Pourquoi, comme le dit Péguy, Dieu s’est-il dérangé ? En y réfléchissant, je n’ai pas d’autre réponse que celle-ci : par amour. Pour une tendresse infinie envers chaque homme et chaque femme, envers toi et envers moi. Don Giussani disait à propos de la joie de Noël : c’est « un amour pur, un altruisme pur […]. Noël est la fête de l’enfant – au sens évangélique du terme –, c’est-à-dire de la simplicité. […] Cette simplicité ne fait que laisser transparaître ce que nous sommes au fond : attente d’un autre ». Noël nous enseigne une simplicité qui peut appartenir à tout le monde, car il révèle la possibilité d’un amour pur, divin, dans la vie quotidienne.
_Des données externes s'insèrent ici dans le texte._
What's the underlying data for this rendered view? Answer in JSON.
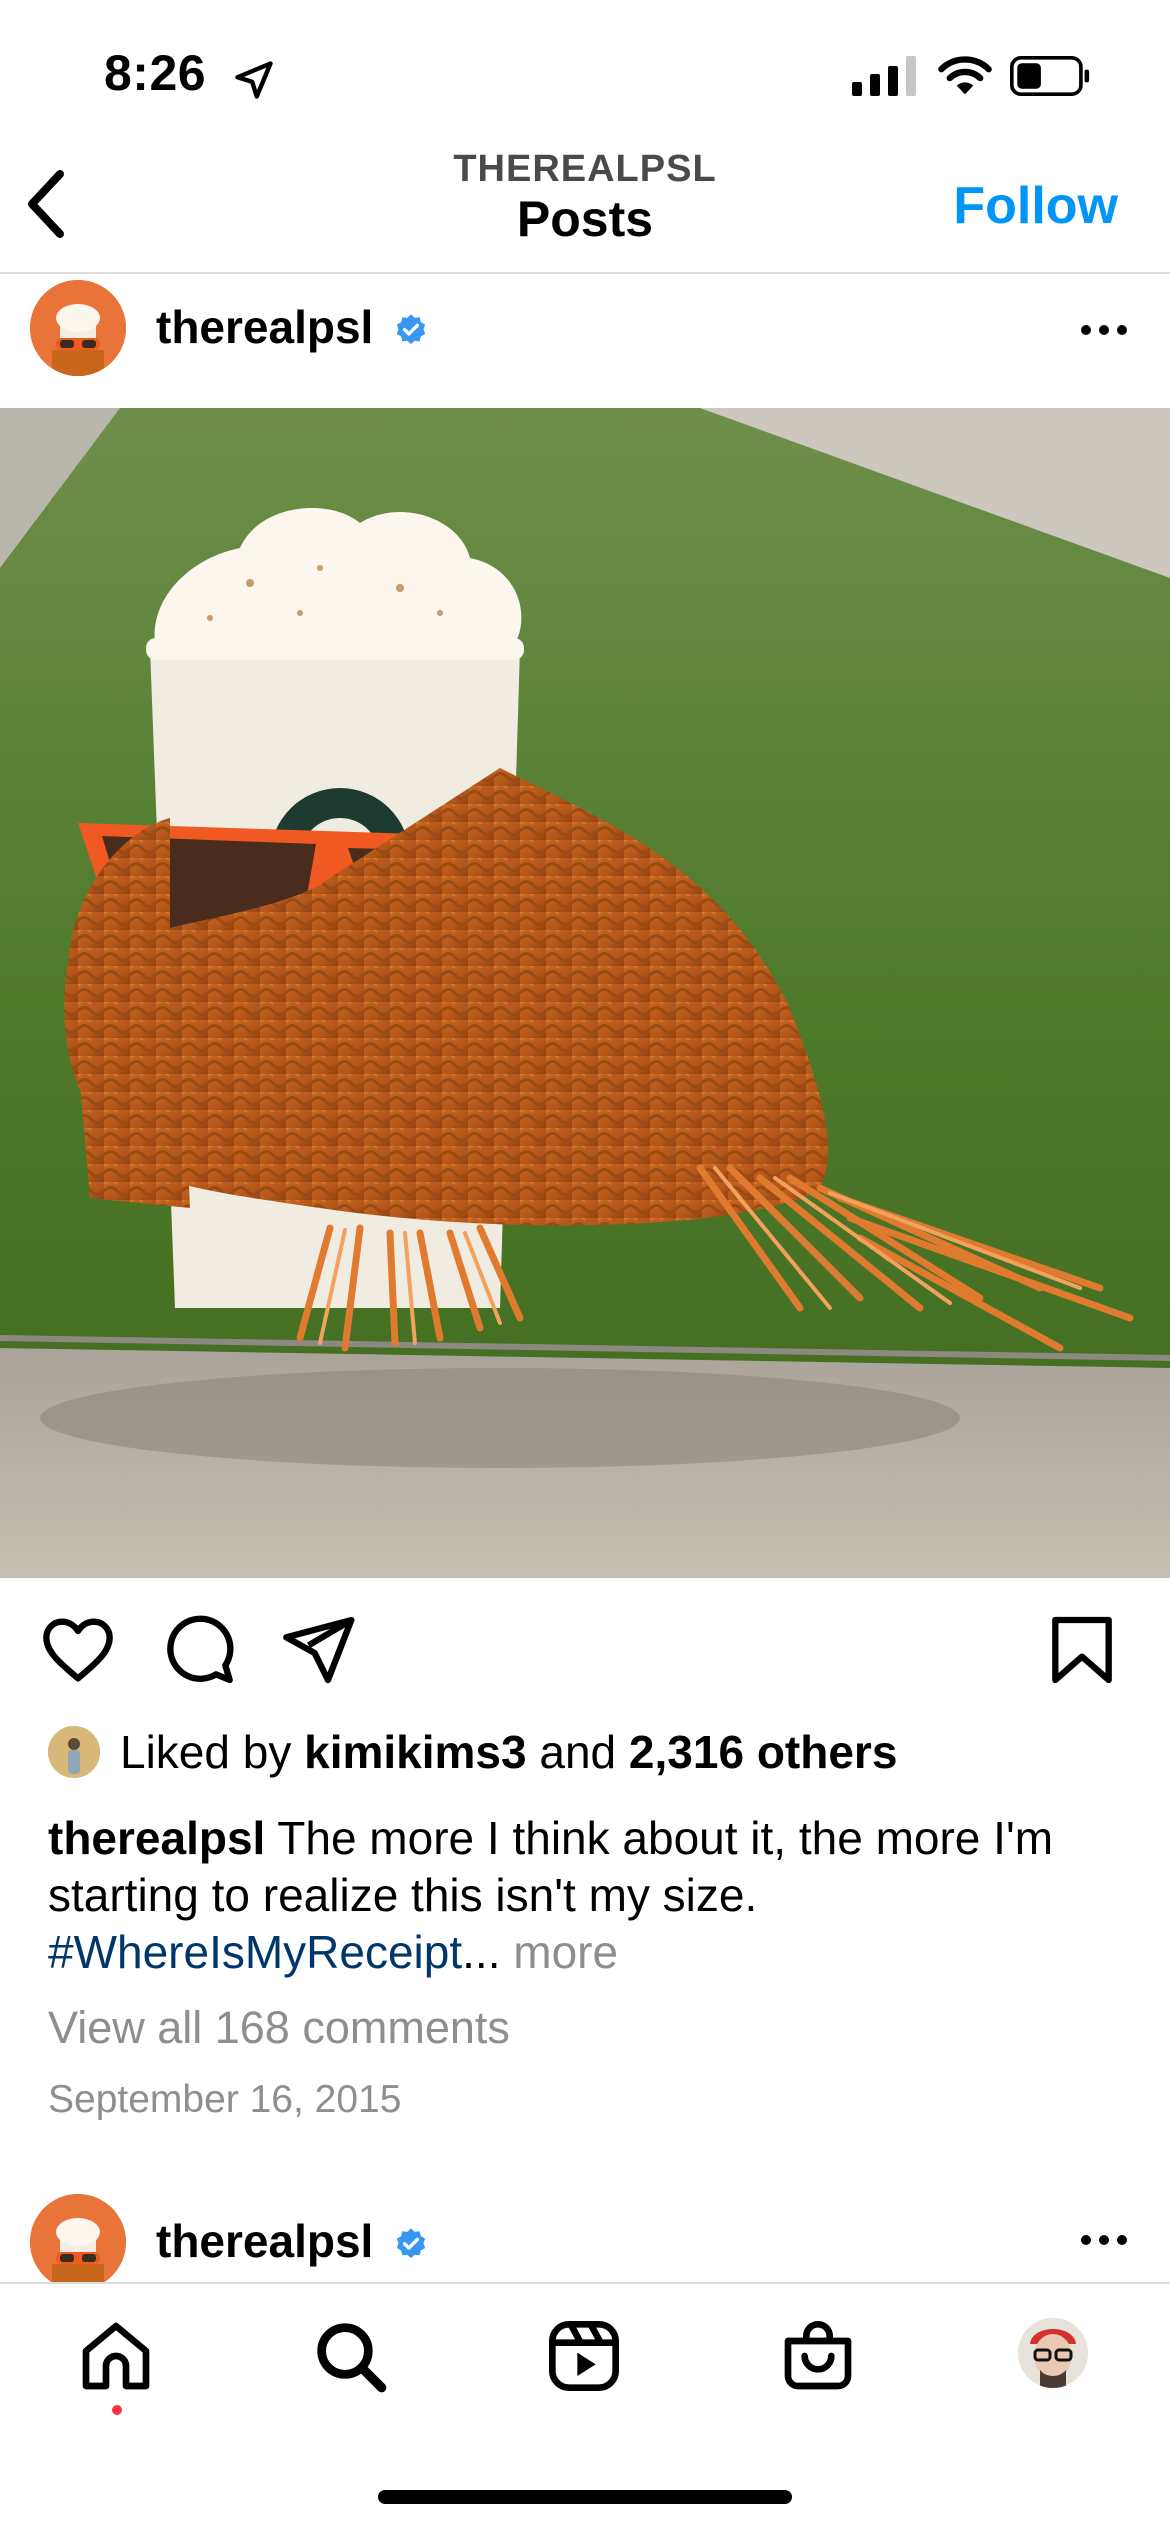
{
  "status_bar": {
    "time": "8:26",
    "icons": [
      "location-arrow-icon",
      "signal-icon",
      "wifi-icon",
      "battery-icon"
    ]
  },
  "header": {
    "subtitle": "THEREALPSL",
    "title": "Posts",
    "follow_label": "Follow",
    "back_icon": "chevron-left-icon"
  },
  "post": {
    "username": "therealpsl",
    "verified": true,
    "liked_by_prefix": "Liked by ",
    "liked_by_user": "kimikims3",
    "liked_by_and": " and ",
    "liked_by_count": "2,316 others",
    "caption_text": " The more I think about it, the more I'm starting to realize this isn't my size.",
    "caption_hashtag": "#WhereIsMyReceipt",
    "caption_ellipsis": "...",
    "more_label": " more",
    "comments_label": "View all 168 comments",
    "date": "September 16, 2015",
    "actions": [
      "heart-icon",
      "comment-icon",
      "share-icon",
      "bookmark-icon"
    ]
  },
  "next_post": {
    "username": "therealpsl",
    "verified": true
  },
  "tab_bar": {
    "items": [
      "home-icon",
      "search-icon",
      "reels-icon",
      "shop-icon",
      "profile-avatar"
    ],
    "active": "home-icon"
  },
  "colors": {
    "accent": "#0095f6",
    "verified": "#3897f0",
    "hashtag": "#00376b",
    "muted": "#8e8e8e",
    "notification_dot": "#ff3040"
  }
}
Cet enfant fait toute chose nouvelle et à ceux qui le reconnaissent, il donne une forme de présence originale qui rencontre tout le monde : « Nous sommes appelés à relever les défis de notre monde, avec responsabilité et compassion », dit le Pape dans le message déjà cité. Une fois que nous devenons l’objet de l’amour de Dieu qui vient parmi nous, tout change. Il naît une amitié qui ne nie pas une virgule de l’humanité de chacun, qui ne résout pas le mal du monde, mais qui est capable d’un chemin de bien parce qu’elle est certaine (en raison de ce fait qui a eu lieu !) d’un destin qui est bon. Une amitié certaine et, en même temps, humble. La véritable humilité chrétienne consiste en effet à se laisser provoquer par les interrogations du monde pour les partager avec « responsabilité » et « compassion ». C’est pour cette unique raison que le chrétien est attiré par le cri qui demande un sens face à la douleur, la maladie, la limite ; ou face à l’exigence d’aimer et d’être aimé dans un contexte où le sens de ces paroles semble désormais s’être dissout. Il y a de nombreuses interrogations auxquelles l’homme d’aujourd’hui, même avec toutes ses connaissances technologiques, peine à trouver des réponses, finissant par se réfugier dans un droit à l’autodétermination qui entraîne la société vers un individualisme de plus en plus stérile (pensez à la crise de la natalité). D’ailleurs, comme l’expliquait Romano Guardini, « en abandonnant Dieu, l’homme s’est rendu incompréhensible à lui-même ».

Noël, au contraire, est cet Événement que tout le monde attend : se libérer de l’autodétermination pour se découvrir déterminés, c’est-à-dire affirmés, aimés, par Celui que nous cherchons depuis le premier vagissement que nous poussons à peine sortis du ventre de notre mère. « Qui es-tu qui remplis mon cœur de ton absence ? Qui remplis toute la terre de ton absence ? », récite un très beau vers du poète Pär Lagerkvist. Ce « Tu » s’est révélé. C’est en cela que la semence d’une paix véritable peut vraiment consister. C’est ce que don Giussani suggérait à ses jeunes : « Il faut admettre que c’est quelque chose d’incomparable que le christianisme dise que Dieu s’est fait homme et qu’il continue à être présent au milieu de cette compagnie d’amis ». Oui, c’est quelque chose d’incomparable, et pourtant possible.